Mais voilà. Claude s’était fait avoir sur ce coup. Il avait rencontré beaucoup
de théâtres, de coproducteurs, on avait fait aller Marguerite à Bobigny (séance
mémorable où elle avait dit — puisqu’on s’était perdu — qu’« ils avaient
renoncés à faire des cartes » (de la banlieue) et, ensuite, après avoir
regardé le spectacle de Jourdheuil et Peyret sur un texte d’Heiner Müller :
« C’est une tentative de destruction d’un texte. Mais comme le texte vaut zéro, il ne résiste pas. »), on avait fait des essais avec des
stars — je me souviens : le texte ne devait pas circuler, il était
hyper secret et pourtant il y avait eu un coup de fil d'André Dussolier qui
avait dit qu’il l’avait lu et qu’il aimerait bien le faire… Claude Régy
détestait Dussolier, ce qui énervait Marguerite qui l’adorait :
« Qu’est-ce que tu lui reproches ? — Je le trouve banal… — (Après un instant de réflexion.) Ça existe,
la banalité ! » — et Claude s’était fait avoir car Jérôme Lindon
avait dit à Marguerite Duras que si, au lieu de le donner à Claude Régy, elle
publiait son texte avec l’indication « roman », elle gagnerait plus
d’argent. Et, c’avait été fini. (Plus tard, j’avais continué à voir Marguerite,
mais seul.)
Pour ce texte, il y avait
encore eu le problème du titre. Pendant un moment, il y avait eu Les Coréens — puisque Yann, dans le roman, dit :
« Les Coréens, c’est un titre de livre. » Dans la nouvelle, il le
disait assez vite, maintenant, il le dit à la p 142. Et puis Marguerite Duras
avait appelé Michel Vinaver pour lui demander si ça ne le gênait pas qu’elle l'utilise (puisqu’il avait écrit, lui, une pièce du même titre). Il
avait dit que non, pas du tout, mais il avait rappelé 3 jours après pour dire
que, oui, finalement, il y voyait un inconvénient. Je ne me souviens pas de
tous les titres qui défilaient. Si, un, c’était : La Promenade à
Quillebeuf, mais ça faisait trop
Virginia Woolf. Une fois, Marguerite nous avait lu une page qu’elle avait
écrite dans la journée et dont elle semblait si fière. C’est la p 105 dans le
livre, l’histoire des souliers, et elle nous avait demandé après :
« Ça fait pas trop Beckett ? » En relisant cette page, elle
m’ennuie toujours un peu comme elle m’ennuyait à l’époque. Parfois j’arrivais
très vite du Mans (je travaillais au Théâtre du Radeau) pour participer à ces
soirées. Je descendais dare-dare de Montparnasse, je n’avais pas mangé et,
parfois, nous dînions très, très tard. Marguerite nous lisait tout ce qu’elle
avait fait dans la journée et d’autres choses encore et ça n’en finissait plus.
« — Vous avez dit le
contraire, une fois, au début.
— Je dis n’importe quoi, et
puis j’oublie. Vous le savez — vous souriez —, mais je suis toujours près de
vous dans le désespoir que je vous procure.

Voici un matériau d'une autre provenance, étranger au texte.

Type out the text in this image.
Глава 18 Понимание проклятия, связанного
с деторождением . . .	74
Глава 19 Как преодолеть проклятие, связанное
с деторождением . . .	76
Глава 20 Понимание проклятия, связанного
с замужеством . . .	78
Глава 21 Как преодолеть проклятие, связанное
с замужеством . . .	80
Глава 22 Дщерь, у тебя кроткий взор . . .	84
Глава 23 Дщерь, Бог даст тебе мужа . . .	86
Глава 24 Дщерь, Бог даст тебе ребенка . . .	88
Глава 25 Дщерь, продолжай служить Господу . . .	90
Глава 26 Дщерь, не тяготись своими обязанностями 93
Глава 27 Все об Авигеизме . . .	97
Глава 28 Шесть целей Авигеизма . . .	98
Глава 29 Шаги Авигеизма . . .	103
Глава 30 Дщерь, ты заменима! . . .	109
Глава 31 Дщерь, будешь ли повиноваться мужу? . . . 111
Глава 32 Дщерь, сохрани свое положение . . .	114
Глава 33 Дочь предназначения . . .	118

— Je le sais. Je sais aussi
que, pour moi, même si vous l’avez dit sans y penser, pour me faire plaisir,
c’est pareil que si vous l’aviez dit pour toujours. C’est là. Que qq’un ait dit
cette chose-là, ce jour-là c’est ce qui fera ce livre s’écrire. Ce livre sera
sincère. Que nous l’ayons dite nous, ou que nous l’ayons entendu dire à travers
un mur, par un autre que vous à une autre que moi serait équivalent quant au
livre, du moment que vous l’auriez entendue en même temps que moi dans un même
lieu. »
C’est dans ce livre que
Duras dit : « cette perfection, le voyage ».
Ce n’est pas un livre
spécialement réussi de Duras, ce n’est pas un livre raté. A la fin de sa vie,
Marguerite écrivait dans le plaisir.